Soirée d’anniversaire

Rendez-vous à l’Espace Rosa Parks de la Cité Miroir le 5 octobre à 18h pour célébrer l’anniversaire de la MSH avec une performance de la compagnie de danse Althéa.

Événement ouvert à toutes et tous mais inscription demandée via le site de la MSH.
www.msh.uliege.be

UNIC, un projet d’université européenne

En 2020, l’ULiège s’est engagée dans le projet européen UNIC. Celui-ci regroupe huit universités implantées dans des villes postindustrielles autour des thématiques de superdiversité et de transition sociale, économique et écologique. La MSH a été sollicitée dans cette grande aventure pour faciliter la coopération entre étudiant·es, professeur·es et chercheur·es, ainsi qu’avec les acteurs de la ville et de la société civile. Elle a joué un rôle actif dans le développement des synergies UNIC, en organisant notamment plusieurs rencontres (workshops, citylabs), y compris virtuelles entre les différents acteurs de l’alliance.

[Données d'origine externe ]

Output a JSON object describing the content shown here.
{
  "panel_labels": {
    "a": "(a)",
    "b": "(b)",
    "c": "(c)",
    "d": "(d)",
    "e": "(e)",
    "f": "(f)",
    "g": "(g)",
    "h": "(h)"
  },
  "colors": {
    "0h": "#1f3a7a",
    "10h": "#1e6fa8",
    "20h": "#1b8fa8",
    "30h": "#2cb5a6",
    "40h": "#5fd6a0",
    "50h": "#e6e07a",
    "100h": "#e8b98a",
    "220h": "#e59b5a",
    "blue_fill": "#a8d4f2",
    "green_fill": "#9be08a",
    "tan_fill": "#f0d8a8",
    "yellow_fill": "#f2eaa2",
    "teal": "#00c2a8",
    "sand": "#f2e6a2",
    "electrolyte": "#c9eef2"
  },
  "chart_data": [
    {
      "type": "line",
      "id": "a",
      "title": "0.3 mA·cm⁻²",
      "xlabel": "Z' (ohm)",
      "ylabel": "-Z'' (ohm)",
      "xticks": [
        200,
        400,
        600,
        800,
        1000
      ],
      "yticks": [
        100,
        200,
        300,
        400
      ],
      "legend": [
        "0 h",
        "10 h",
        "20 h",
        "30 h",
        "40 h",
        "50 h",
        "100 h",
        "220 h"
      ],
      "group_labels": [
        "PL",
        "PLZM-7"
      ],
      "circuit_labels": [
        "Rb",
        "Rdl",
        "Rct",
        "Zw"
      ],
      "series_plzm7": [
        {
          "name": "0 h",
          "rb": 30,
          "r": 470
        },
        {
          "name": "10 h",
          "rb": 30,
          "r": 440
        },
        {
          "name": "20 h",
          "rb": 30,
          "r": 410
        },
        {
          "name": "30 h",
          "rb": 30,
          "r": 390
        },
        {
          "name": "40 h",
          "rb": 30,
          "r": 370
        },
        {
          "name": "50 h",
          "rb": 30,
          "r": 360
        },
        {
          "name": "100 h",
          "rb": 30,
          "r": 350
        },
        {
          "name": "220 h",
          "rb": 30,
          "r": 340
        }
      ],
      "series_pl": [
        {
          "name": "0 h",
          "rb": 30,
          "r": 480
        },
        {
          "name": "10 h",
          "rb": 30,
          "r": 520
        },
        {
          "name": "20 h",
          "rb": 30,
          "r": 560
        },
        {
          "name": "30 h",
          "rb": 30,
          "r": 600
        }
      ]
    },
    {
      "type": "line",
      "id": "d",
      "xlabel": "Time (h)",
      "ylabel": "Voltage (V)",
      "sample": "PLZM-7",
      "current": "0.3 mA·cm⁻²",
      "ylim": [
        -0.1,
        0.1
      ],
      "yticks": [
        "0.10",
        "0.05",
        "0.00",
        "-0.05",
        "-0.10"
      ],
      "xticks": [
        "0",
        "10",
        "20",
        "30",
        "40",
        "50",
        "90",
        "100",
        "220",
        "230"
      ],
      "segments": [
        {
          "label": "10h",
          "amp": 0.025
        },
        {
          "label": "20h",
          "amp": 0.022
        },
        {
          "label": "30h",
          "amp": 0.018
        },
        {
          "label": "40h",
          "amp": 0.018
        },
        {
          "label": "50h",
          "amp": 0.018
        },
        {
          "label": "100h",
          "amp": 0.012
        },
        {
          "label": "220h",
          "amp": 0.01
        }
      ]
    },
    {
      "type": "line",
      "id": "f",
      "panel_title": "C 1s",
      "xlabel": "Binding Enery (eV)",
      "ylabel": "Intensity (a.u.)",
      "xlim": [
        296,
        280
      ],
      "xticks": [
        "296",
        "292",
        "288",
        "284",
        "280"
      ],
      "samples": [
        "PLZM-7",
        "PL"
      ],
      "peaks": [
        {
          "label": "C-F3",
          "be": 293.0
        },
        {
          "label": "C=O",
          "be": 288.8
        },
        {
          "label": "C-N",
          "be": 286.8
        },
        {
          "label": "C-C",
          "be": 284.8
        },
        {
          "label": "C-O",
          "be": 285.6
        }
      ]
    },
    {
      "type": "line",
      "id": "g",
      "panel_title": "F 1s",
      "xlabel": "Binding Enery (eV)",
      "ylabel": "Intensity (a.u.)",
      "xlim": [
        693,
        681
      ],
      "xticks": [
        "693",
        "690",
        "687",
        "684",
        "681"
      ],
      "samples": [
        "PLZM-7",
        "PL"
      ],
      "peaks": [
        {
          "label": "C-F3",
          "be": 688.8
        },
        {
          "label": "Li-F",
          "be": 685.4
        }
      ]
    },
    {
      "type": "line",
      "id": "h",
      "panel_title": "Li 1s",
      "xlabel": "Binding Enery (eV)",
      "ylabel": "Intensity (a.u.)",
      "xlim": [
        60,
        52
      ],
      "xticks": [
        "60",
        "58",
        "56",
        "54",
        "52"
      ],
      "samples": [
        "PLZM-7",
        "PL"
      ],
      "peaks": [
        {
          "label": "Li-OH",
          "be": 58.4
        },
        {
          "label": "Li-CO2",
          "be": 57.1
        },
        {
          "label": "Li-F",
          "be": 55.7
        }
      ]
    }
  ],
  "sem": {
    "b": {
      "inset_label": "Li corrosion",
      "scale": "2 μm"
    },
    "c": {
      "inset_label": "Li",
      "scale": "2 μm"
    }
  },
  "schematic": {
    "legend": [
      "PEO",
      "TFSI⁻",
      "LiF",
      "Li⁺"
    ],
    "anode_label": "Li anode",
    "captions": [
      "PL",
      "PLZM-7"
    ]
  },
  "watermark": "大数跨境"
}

Publications et recherches

Les nombreux événements organisés par la MSH ne constituent qu’un des trois volets de son activité. « D’une part, nous veillons à soutenir la recherche en nous associant avec des chercheurs pour répondre à des marchés publics. D’autre part, nous avons lancé deux collections d’ouvrages aux Presses universitaires – La Petite collection et la catégorie Essai –, en veillant toujours à offrir un croisement des regards entre experts universitaires et issus du terrain. Un des derniers ouvrages en date, intitulé Au coeur du lobbying européen, du journaliste Jean Comte, rencontre un très beau succès », précise Didier Vrancken. La MSH a également collaboré avec plusieurs laboratoires de recherche comme le Lentic, le Crisp ou encore le Lemme.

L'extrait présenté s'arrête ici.